La deuxième partie a lieu quinze ans plus tard. Le pouvoir est bien installé, il est maintenant si bien rôdé à la gestion des affaires courantes que, lorsque son secrétaire pénètre son bureau et le réveille de sa sieste, le Premier ministre s’exclame en bâillant : « Qu’est-ce qui vous amène ? Une nouvelle crise ? Où ça ? Quand ça ? Dites-le moi, et je la résoudrai ! » Petit à petit, une nouvelle génération de dirigeants chasse la première. Un nouveau ministre des finances vient d’être promu. Il est diplômé d’une grande université étrangère avec le titre de docteur en sciences économiques, et travaillait jusque-là dans une société à capitaux étrangers. Quant aux absurdités idéologiques, elles ont aussi fait leur nid. Dans ce pays imaginaire, tout est maintenant régi par la bonté et l’intégrité.
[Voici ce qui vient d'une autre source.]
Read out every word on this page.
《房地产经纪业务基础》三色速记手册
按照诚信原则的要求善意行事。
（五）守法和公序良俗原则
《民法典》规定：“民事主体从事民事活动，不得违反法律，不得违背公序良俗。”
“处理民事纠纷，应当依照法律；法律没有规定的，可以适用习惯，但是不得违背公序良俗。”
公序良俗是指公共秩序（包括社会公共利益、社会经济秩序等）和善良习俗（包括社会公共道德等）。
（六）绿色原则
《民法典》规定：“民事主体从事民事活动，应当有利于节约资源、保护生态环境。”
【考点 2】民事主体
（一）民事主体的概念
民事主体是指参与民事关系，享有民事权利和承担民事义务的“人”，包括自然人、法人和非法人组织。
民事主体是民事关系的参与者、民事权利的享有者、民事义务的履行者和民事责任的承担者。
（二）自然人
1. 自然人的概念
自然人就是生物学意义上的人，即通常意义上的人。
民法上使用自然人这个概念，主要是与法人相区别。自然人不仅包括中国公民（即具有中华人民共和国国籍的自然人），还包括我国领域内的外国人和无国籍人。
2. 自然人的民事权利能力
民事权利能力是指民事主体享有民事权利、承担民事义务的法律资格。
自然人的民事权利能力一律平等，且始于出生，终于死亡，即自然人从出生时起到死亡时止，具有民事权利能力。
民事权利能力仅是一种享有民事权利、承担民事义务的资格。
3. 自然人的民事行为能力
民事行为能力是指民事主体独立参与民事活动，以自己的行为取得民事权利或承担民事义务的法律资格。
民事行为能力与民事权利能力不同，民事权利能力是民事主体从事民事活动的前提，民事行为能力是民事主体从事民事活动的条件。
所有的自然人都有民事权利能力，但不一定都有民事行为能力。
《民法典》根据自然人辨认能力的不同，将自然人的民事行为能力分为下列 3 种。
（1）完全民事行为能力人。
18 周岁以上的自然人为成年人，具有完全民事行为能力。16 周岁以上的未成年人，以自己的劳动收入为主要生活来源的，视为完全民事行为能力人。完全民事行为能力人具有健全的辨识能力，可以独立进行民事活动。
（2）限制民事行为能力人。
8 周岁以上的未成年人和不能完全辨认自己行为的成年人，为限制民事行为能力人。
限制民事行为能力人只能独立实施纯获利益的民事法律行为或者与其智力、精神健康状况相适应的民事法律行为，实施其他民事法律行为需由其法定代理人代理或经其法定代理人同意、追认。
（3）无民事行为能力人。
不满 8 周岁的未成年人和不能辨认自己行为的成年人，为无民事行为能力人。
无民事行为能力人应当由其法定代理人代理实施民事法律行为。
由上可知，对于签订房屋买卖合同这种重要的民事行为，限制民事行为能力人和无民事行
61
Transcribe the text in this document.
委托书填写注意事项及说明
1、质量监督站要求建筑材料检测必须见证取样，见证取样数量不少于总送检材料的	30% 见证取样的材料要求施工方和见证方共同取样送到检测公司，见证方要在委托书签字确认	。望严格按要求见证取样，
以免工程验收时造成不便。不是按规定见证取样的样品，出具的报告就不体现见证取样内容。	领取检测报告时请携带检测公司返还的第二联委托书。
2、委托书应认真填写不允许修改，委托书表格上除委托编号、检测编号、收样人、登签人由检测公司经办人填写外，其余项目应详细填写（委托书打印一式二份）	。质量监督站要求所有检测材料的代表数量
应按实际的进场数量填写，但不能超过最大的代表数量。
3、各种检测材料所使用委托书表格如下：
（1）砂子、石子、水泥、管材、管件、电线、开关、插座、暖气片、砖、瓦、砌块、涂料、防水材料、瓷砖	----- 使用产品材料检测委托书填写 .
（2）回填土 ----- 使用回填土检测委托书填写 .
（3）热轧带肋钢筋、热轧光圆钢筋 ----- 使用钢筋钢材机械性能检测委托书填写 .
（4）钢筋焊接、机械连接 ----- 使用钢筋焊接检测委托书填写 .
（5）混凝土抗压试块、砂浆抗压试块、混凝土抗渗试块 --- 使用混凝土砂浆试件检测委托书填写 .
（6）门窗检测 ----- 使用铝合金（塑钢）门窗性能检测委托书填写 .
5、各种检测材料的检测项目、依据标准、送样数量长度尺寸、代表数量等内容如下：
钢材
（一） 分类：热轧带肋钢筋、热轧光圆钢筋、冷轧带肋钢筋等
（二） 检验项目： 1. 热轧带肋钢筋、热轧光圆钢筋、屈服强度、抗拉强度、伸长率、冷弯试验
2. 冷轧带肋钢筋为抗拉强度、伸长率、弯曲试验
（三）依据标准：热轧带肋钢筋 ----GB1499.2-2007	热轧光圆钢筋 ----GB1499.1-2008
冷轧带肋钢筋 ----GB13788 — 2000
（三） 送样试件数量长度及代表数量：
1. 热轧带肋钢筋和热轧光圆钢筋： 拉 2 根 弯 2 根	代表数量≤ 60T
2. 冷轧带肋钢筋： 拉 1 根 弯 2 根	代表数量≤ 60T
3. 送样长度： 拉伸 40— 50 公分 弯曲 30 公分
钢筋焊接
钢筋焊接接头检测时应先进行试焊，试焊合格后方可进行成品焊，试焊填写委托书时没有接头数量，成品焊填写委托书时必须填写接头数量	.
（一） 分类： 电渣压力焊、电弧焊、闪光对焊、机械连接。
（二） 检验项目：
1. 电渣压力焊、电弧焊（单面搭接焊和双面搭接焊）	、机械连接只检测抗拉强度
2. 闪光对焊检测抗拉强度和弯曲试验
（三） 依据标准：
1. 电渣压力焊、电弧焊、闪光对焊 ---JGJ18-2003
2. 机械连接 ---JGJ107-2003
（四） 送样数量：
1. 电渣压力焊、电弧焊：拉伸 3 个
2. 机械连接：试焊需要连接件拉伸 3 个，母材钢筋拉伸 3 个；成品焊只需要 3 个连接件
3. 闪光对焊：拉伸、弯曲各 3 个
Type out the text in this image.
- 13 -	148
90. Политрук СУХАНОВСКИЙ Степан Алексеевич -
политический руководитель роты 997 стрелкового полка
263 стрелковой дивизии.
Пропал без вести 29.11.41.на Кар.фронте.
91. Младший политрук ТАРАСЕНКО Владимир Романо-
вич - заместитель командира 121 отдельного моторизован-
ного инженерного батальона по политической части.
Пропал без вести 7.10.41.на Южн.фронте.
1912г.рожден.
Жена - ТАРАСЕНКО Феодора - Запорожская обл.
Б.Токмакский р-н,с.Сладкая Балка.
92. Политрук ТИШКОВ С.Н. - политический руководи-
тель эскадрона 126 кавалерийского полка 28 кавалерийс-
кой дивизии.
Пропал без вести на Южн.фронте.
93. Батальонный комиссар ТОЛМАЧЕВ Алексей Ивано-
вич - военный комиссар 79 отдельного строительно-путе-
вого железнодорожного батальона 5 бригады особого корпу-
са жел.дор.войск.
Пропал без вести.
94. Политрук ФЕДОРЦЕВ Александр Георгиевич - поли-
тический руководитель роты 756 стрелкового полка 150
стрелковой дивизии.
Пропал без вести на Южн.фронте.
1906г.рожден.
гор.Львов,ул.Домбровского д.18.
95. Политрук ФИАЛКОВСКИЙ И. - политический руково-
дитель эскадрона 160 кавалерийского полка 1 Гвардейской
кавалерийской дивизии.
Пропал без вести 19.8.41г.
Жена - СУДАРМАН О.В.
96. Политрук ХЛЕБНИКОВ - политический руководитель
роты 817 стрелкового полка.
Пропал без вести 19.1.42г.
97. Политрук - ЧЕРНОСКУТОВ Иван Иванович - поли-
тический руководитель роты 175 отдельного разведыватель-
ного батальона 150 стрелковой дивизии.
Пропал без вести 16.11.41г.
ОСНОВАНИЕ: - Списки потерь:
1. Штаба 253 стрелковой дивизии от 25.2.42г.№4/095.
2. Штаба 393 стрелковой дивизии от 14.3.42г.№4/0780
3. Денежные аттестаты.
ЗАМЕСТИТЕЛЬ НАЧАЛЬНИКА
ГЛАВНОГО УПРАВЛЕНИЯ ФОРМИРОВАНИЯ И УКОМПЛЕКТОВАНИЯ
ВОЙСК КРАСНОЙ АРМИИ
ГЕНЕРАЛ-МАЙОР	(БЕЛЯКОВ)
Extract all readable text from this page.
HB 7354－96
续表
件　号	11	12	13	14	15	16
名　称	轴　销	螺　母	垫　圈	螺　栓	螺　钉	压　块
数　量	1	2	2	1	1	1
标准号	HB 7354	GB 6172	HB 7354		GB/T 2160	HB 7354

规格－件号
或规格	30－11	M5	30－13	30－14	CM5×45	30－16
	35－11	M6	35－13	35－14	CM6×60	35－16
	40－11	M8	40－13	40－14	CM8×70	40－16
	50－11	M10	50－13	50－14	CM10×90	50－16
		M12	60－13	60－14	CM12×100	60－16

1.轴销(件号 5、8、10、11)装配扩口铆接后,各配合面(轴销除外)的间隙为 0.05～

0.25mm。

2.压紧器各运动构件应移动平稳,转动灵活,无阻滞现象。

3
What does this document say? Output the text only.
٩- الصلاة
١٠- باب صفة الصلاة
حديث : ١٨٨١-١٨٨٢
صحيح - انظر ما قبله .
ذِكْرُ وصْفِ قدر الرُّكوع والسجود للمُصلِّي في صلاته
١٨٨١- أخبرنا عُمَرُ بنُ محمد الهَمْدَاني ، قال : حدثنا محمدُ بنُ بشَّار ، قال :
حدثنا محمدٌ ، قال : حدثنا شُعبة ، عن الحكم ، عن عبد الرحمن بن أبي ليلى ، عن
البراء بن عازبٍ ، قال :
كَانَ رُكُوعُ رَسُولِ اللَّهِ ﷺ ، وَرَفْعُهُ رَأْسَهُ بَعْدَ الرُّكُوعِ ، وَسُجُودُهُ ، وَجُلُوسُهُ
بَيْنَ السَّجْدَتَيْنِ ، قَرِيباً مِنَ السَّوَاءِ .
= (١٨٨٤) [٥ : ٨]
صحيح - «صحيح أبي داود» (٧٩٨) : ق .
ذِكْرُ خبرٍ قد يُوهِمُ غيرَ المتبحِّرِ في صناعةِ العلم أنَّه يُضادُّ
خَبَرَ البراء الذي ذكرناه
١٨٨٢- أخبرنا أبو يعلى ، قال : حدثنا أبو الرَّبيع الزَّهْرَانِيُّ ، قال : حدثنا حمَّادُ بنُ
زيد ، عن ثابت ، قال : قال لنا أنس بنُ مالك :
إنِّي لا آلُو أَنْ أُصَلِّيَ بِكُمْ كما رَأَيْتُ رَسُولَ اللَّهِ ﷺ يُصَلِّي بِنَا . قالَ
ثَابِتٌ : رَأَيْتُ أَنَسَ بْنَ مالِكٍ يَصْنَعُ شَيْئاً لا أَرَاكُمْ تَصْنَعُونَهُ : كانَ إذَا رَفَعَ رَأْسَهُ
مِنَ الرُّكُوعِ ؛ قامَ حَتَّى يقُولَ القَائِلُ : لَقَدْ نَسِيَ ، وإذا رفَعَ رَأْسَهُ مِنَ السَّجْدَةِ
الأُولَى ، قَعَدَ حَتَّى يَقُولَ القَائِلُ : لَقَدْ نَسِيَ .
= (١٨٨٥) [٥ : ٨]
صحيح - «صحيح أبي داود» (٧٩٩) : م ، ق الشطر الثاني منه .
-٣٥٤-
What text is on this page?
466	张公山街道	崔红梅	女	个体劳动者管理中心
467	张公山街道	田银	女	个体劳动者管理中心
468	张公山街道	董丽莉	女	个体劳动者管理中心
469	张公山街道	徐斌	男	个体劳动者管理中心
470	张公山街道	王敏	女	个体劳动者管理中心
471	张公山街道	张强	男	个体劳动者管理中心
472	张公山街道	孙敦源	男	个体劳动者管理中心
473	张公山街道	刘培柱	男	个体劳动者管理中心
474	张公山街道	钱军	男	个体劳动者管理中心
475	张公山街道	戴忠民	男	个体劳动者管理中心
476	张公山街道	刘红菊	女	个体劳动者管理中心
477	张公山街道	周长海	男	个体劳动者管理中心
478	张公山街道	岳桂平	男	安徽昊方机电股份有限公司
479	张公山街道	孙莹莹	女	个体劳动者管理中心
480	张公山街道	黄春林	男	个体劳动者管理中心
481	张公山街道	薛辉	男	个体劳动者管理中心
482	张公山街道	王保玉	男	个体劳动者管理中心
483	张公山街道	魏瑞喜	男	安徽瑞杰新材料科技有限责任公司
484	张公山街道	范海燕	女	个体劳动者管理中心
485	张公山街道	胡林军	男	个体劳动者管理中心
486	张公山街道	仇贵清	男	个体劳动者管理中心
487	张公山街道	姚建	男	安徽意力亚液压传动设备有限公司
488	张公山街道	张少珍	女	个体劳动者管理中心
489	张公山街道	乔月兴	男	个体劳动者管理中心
Un élément symbolique marquant de la pièce est que les gens du peuple, lorsqu’ils viennent à la rencontre de ces hommes de pouvoir, n’ont pas de nom, pas de prénom, mais un numéro (tout comme les puissants étaient désignés par un numéro au début de la pièce, avant de l’être par leur fonction). Une femme, nommée Quarante mille, vient à la rencontre du Premier ministre. Ancienne vétérinaire, elle veut monter une entreprise de couture pour confectionner des uniformes. Le Premier ministre lui rappelle que ce qui importe, c’est « le côté politique, uniquement le côté politique de la question » et qu’elle n’a qu’à rendre l’uniforme de certaines catégories sociales le plus lourd possible, en le garnissant de clous en fer, et d’autant de parements qu’elle le juge nécessaire, « le but étant que celui qui le porte ne puisse plus bouger ». Puis entre le Chef de la police, qui lui récite son CV de mémoire dans les moindres détails, sans l’avoir jamais rencontrée auparavant. Enfin, c’est au tour d’un ministre des finances onctueux de la séduire et d’arriver à ses fins, jusqu’à faire passer ses deux collègues du gouvernement pour deux dinosaures du passé. Quarante mille finit par s’exclamer : « Vous vous trompez d’époque, Monsieur le chef de la police ! Nous sommes à la fin du 20è siècle, nous nous apprêtons à entrer dans le 21è siècle… et moi je représente le milieu des affaires… La statue du nouveau héros sera un peu différente de l’ancienne… ».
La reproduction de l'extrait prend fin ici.